- Born: Yakubu Gyang Pam 23 November 1933 Jos, Colonial Nigeria
- Died: 15 January 1966 (aged 32) Lagos, Nigeria
- Burial place: Lagos
- Alma mater: Barewa College, Zaria Royal Military Academy Sandhurst Joint Services Staff College
- Military career
- Allegiance: British Empire (1957–1960); Nigeria (1960–1966);
- Branch: Royal West African Frontier Force Nigerian Army
- Service years: 1957–1966
- Rank: Lieutenant-Colonel

= James Pam =

Nigerian military officer (1933–1966)

Lt. Col. James Yakubu Gyang Pam, MFR (23 November 1933 – 15 January 1966) was the Nigerian Army's Adjutant General who was assassinated during the 1966 Nigerian coup d'état. He was the first Nigerian artillery officer and the first military officer from the Middle Belt to be commissioned.
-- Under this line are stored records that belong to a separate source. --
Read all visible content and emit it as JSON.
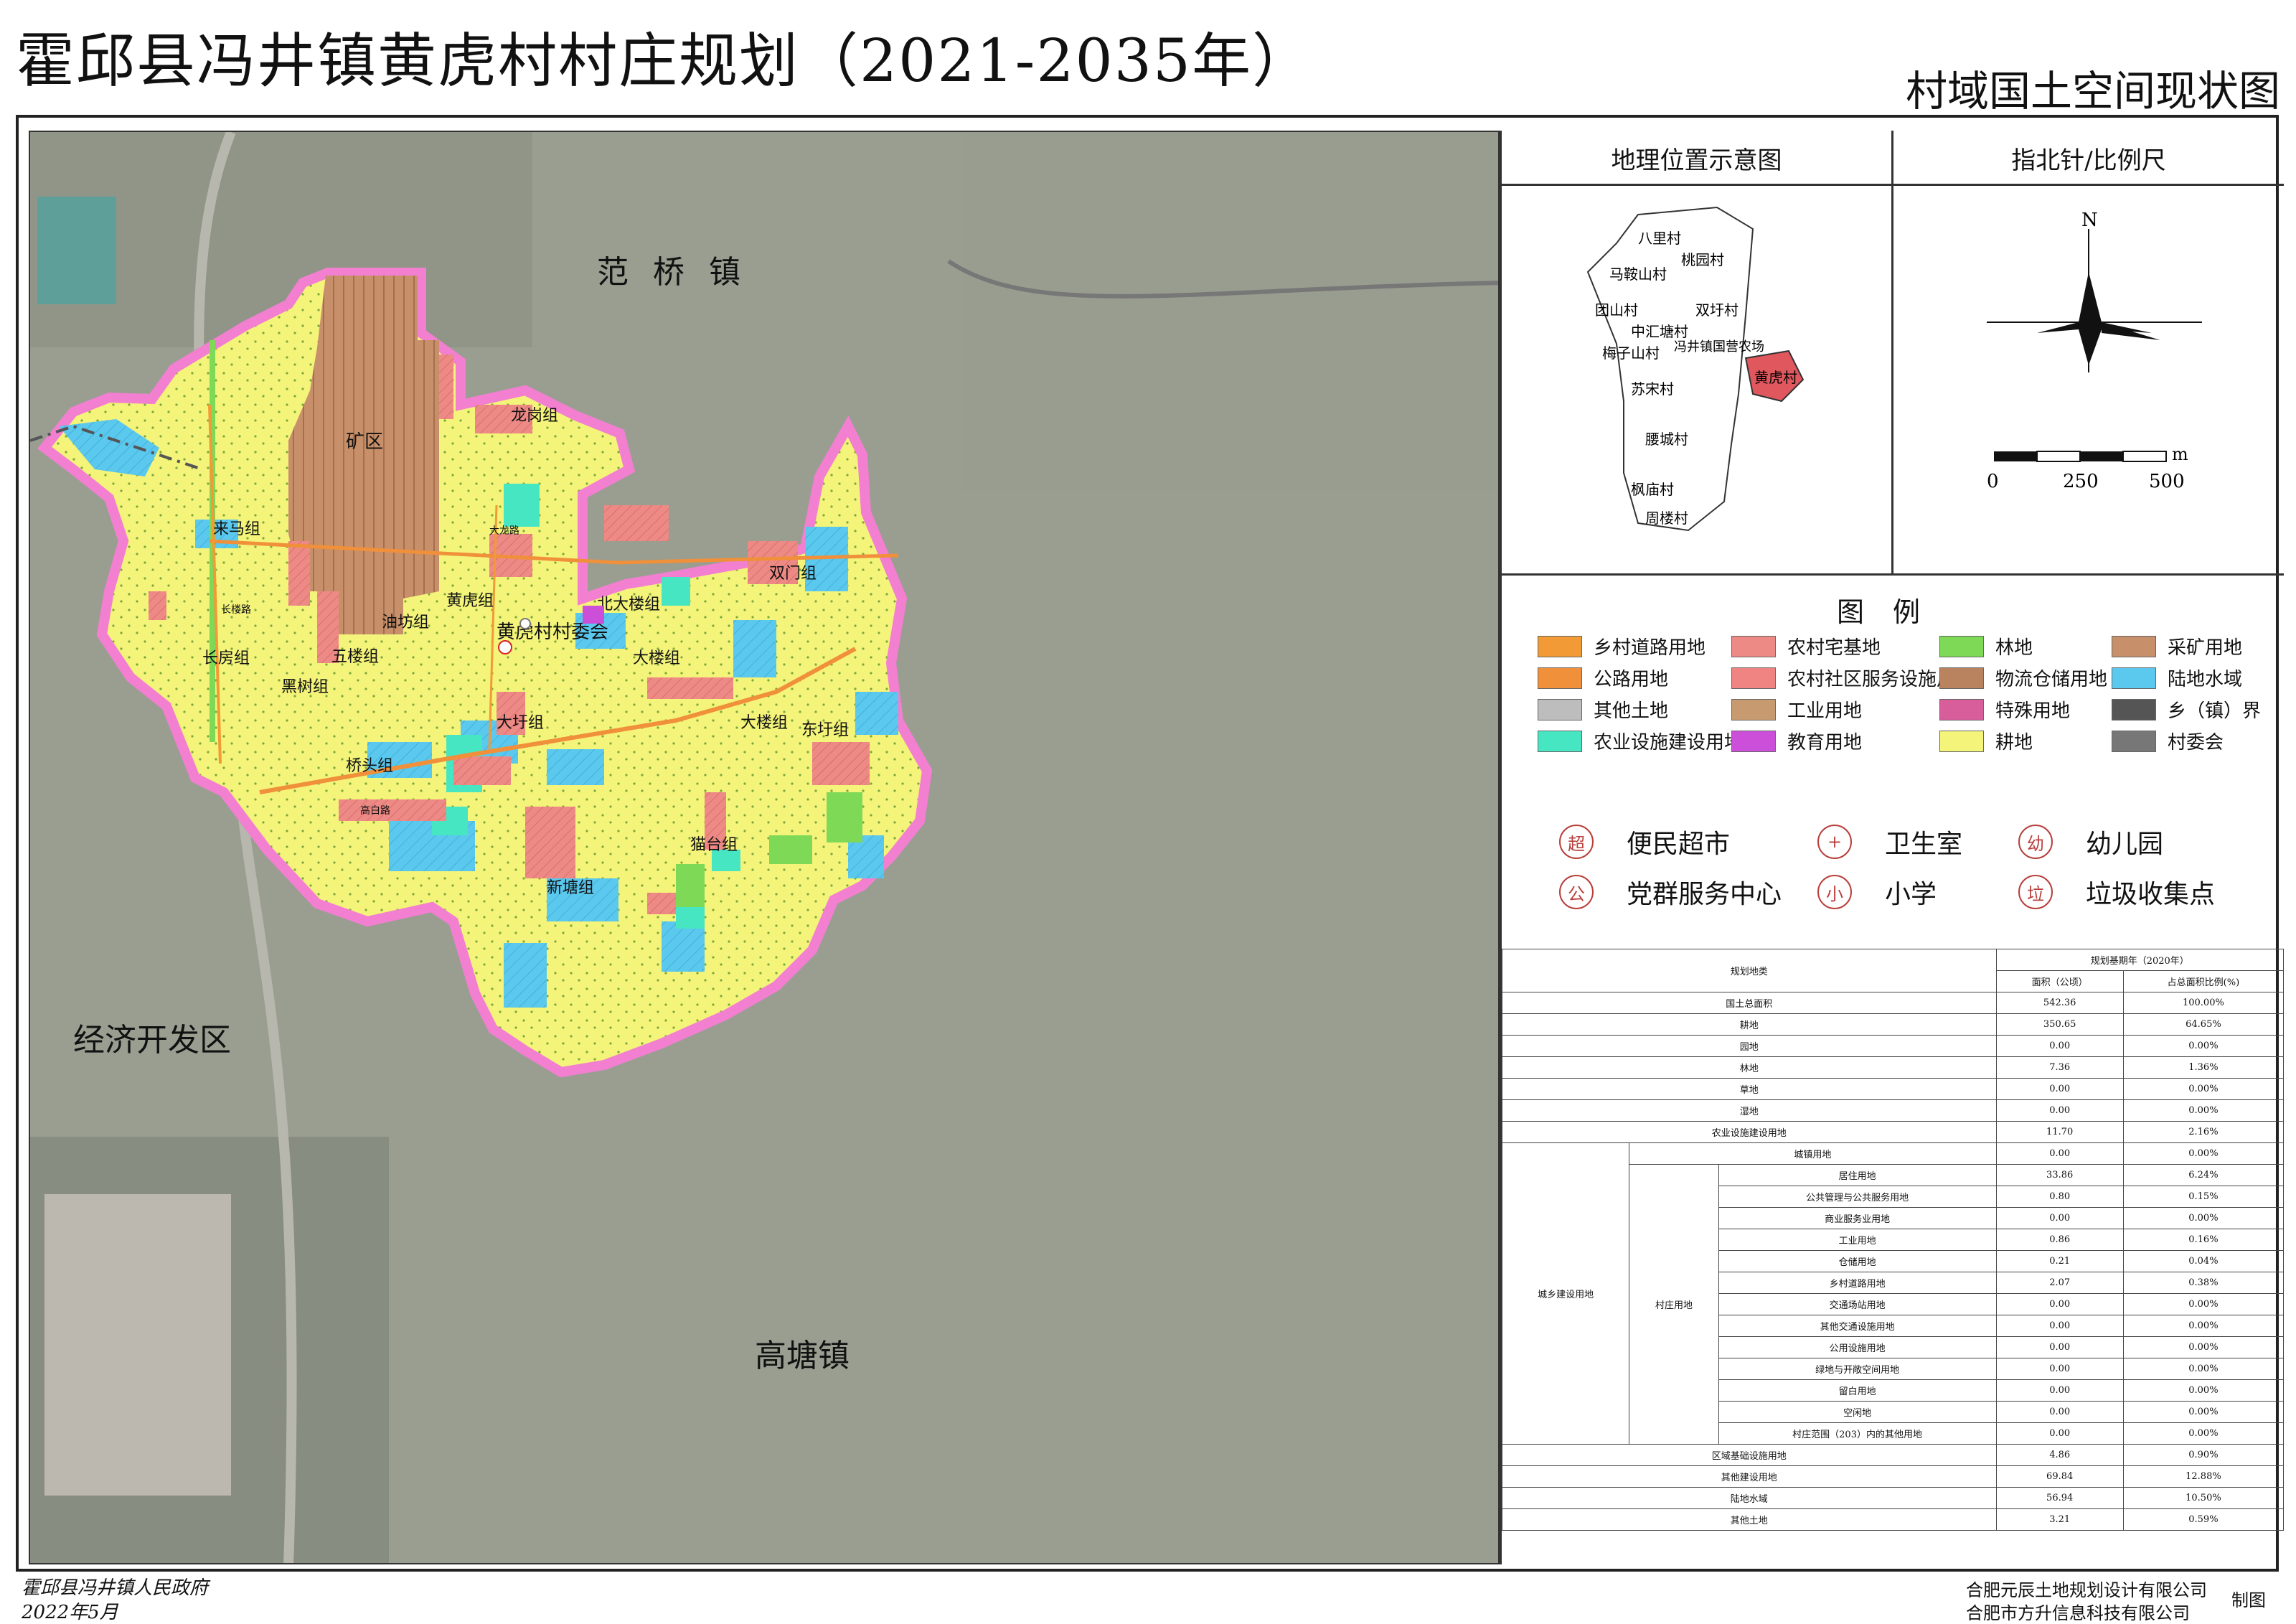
{
  "header": {
    "title": "霍邱县冯井镇黄虎村村庄规划（2021-2035年）",
    "subtitle": "村域国土空间现状图"
  },
  "map": {
    "town_labels": {
      "fanqiao": "范 桥 镇",
      "jingji": "经济开发区",
      "gaotang": "高塘镇"
    },
    "mine_label": "矿区",
    "village_committee": "黄虎村村委会",
    "group_labels": [
      "龙岗组",
      "来马组",
      "双门组",
      "北大楼组",
      "黄虎组",
      "油坊组",
      "五楼组",
      "长房组",
      "黑树组",
      "大楼组",
      "东圩组",
      "大圩组",
      "大楼组",
      "桥头组",
      "猫台组",
      "新塘组"
    ],
    "road_labels": [
      "高白路",
      "大龙路",
      "长楼路"
    ]
  },
  "panel": {
    "location": {
      "heading": "地理位置示意图",
      "villages": [
        "八里村",
        "桃园村",
        "马鞍山村",
        "团山村",
        "双圩村",
        "中汇塘村",
        "冯井镇国营农场",
        "梅子山村",
        "黄虎村",
        "苏宋村",
        "腰城村",
        "枫庙村",
        "周楼村"
      ]
    },
    "north": {
      "heading": "指北针/比例尺",
      "n_label": "N",
      "scale_labels": [
        "0",
        "250",
        "500"
      ],
      "scale_unit": "m"
    },
    "legend": {
      "title": "图例",
      "items": [
        {
          "label": "乡村道路用地",
          "color": "#f29a36"
        },
        {
          "label": "农村宅基地",
          "color": "#ee8a86"
        },
        {
          "label": "林地",
          "color": "#7ed957"
        },
        {
          "label": "采矿用地",
          "color": "#c8906a"
        },
        {
          "label": "公路用地",
          "color": "#f0903a"
        },
        {
          "label": "农村社区服务设施用地",
          "color": "#ef8482"
        },
        {
          "label": "物流仓储用地",
          "color": "#b9835f"
        },
        {
          "label": "陆地水域",
          "color": "#5bc8ee"
        },
        {
          "label": "其他土地",
          "color": "#bdbdbd"
        },
        {
          "label": "工业用地",
          "color": "#c79a6f"
        },
        {
          "label": "特殊用地",
          "color": "#d85d9b"
        },
        {
          "label": "乡（镇）界",
          "color": "#555555"
        },
        {
          "label": "农业设施建设用地",
          "color": "#47e6c3"
        },
        {
          "label": "教育用地",
          "color": "#cc4fd9"
        },
        {
          "label": "耕地",
          "color": "#f4f37a"
        },
        {
          "label": "村委会",
          "color": "#777777"
        }
      ]
    },
    "facilities": [
      {
        "icon": "超",
        "label": "便民超市"
      },
      {
        "icon": "+",
        "label": "卫生室"
      },
      {
        "icon": "幼",
        "label": "幼儿园"
      },
      {
        "icon": "公",
        "label": "党群服务中心"
      },
      {
        "icon": "小",
        "label": "小学"
      },
      {
        "icon": "垃",
        "label": "垃圾收集点"
      }
    ],
    "table": {
      "col_class": "规划地类",
      "col_base": "规划基期年（2020年）",
      "col_area": "面积（公顷）",
      "col_ratio": "占总面积比例(%)",
      "group_urban": "城乡建设用地",
      "group_village": "村庄用地",
      "rows_top": [
        {
          "name": "国土总面积",
          "area": "542.36",
          "ratio": "100.00%"
        },
        {
          "name": "耕地",
          "area": "350.65",
          "ratio": "64.65%"
        },
        {
          "name": "园地",
          "area": "0.00",
          "ratio": "0.00%"
        },
        {
          "name": "林地",
          "area": "7.36",
          "ratio": "1.36%"
        },
        {
          "name": "草地",
          "area": "0.00",
          "ratio": "0.00%"
        },
        {
          "name": "湿地",
          "area": "0.00",
          "ratio": "0.00%"
        },
        {
          "name": "农业设施建设用地",
          "area": "11.70",
          "ratio": "2.16%"
        }
      ],
      "row_city": {
        "name": "城镇用地",
        "area": "0.00",
        "ratio": "0.00%"
      },
      "rows_village": [
        {
          "name": "居住用地",
          "area": "33.86",
          "ratio": "6.24%"
        },
        {
          "name": "公共管理与公共服务用地",
          "area": "0.80",
          "ratio": "0.15%"
        },
        {
          "name": "商业服务业用地",
          "area": "0.00",
          "ratio": "0.00%"
        },
        {
          "name": "工业用地",
          "area": "0.86",
          "ratio": "0.16%"
        },
        {
          "name": "仓储用地",
          "area": "0.21",
          "ratio": "0.04%"
        },
        {
          "name": "乡村道路用地",
          "area": "2.07",
          "ratio": "0.38%"
        },
        {
          "name": "交通场站用地",
          "area": "0.00",
          "ratio": "0.00%"
        },
        {
          "name": "其他交通设施用地",
          "area": "0.00",
          "ratio": "0.00%"
        },
        {
          "name": "公用设施用地",
          "area": "0.00",
          "ratio": "0.00%"
        },
        {
          "name": "绿地与开敞空间用地",
          "area": "0.00",
          "ratio": "0.00%"
        },
        {
          "name": "留白用地",
          "area": "0.00",
          "ratio": "0.00%"
        },
        {
          "name": "空闲地",
          "area": "0.00",
          "ratio": "0.00%"
        },
        {
          "name": "村庄范围（203）内的其他用地",
          "area": "0.00",
          "ratio": "0.00%"
        }
      ],
      "rows_bottom": [
        {
          "name": "区域基础设施用地",
          "area": "4.86",
          "ratio": "0.90%"
        },
        {
          "name": "其他建设用地",
          "area": "69.84",
          "ratio": "12.88%"
        },
        {
          "name": "陆地水域",
          "area": "56.94",
          "ratio": "10.50%"
        },
        {
          "name": "其他土地",
          "area": "3.21",
          "ratio": "0.59%"
        }
      ]
    }
  },
  "footer": {
    "gov": "霍邱县冯井镇人民政府",
    "date": "2022年5月",
    "org1": "合肥元辰土地规划设计有限公司",
    "org2": "合肥市方升信息科技有限公司",
    "made": "制图"
  }
}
==Early life and education==
Pam was born to Pam Sagok and Chundung Tsok of Du district, Jos in the old Plateau Province, now Plateau State. Pam received his foundational education at Central School in Pankshin and St. Paul's Primary School in Jos. He attended Barewa College, Zaria, where he earned an "exemption from the London Matriculation," an honor for outstanding students at the time. He went to Sudan Interior Mission School (SUM) and later enlisted into the Nigerian Regiment of the Royal West African Frontier Force (RWAFF).

==Military career==
Pam attended the Regular Officers' Special School in Teshie, Ghana. Later, he trained at Cadet School Eaton Hall in England. He also attended the Royal Military Academy Sandhurst in England, where he completed his officers' training, receiving the Queen's Commission as a 2nd Lieutenant in 1955. Upon commissioning, he became the first Nigerian Artillery Officer and the first Military Officer from the Middle Belt to receive a commission and held various positions within the West African Frontier Force (WAFF), serving as aide-de-camp to the Governor-General of Northern Nigeria, Mr. Sharwood-Smith. He latter attended the Joint Services Staff College (JSSC) in Camberley, England. On return, he was appointed the first African to command the 3rd Battalion Nigerian Army in Kaduna, and eventually held position of Adjutant-General of the Nigerian Army until his assassination. He was engaged in various peacekeeping efforts in various regions including operations in the Southern Cameroons, the United Nations Peacekeeping Force in the Congo, and interventions during the Tiv riots and the suppression of mutiny in Tanganyika (now Tanzania) which earned him recognition from President Julius Nyerere, who honored him with a lion skin and shield.

==Death==
Pam was killed in the early hours of 15 January 1966, during the events of the military coup. At about 2:10 am, Pam, along with his wife Elizabeth and their family, woke to the alarming sight of armed soldiers converging towards their residence at 8, Ikoyi Crescent, Ikoyi, Lagos. The soldiers led by Major Humphrey Chukwuka, a close confidant and his deputy came face-to-face with Pam. Chukwuka, informed Pam of their intent to take him away. Elizabeth pleaded with Chukwuka to spare her husband's life. Chukwuka reassured Elizabeth that they would not harm him, promising to bring Pam back safely. Aware of the danger, Pam shared a poignant moment with his daughter, Kaneng, and then turned to his wife, uttering his final words in Hausa, entrusting her with their children's care. He was later executed after being permitted to offer his final prayers.

==Family==
Pam was married to Elizabeth Pam, who was born to a Ghanaian Christian father and a Fulani Muslim mother and together they had six children - two girls and four boys. They include, Justice Jummai H. Sankey, Justice of the Court of Appeal in Gombe; Mrs. Kaneng Daze, proprietress, NNPC Mega station in Jos; Yusufu J. Pam Esq., former Attorney-General of Plateau State; Dr. Ishaku C. Pam, Fellow of the Royal College of Physicians and Royal Society of Medicine as well as a Clinical Director in the British National Health Service at Noble's Hospital in the Isle of Man, U.K.; Ishaya C. Pam, Professor of Obstetrics & Gynaecology, and former Chief Medical Director of Jos University Teaching Hospital; Ibrahim K. Pam Esq., Green Climate fund, South Korea. His wife Elizabeth died on 10 May 2011.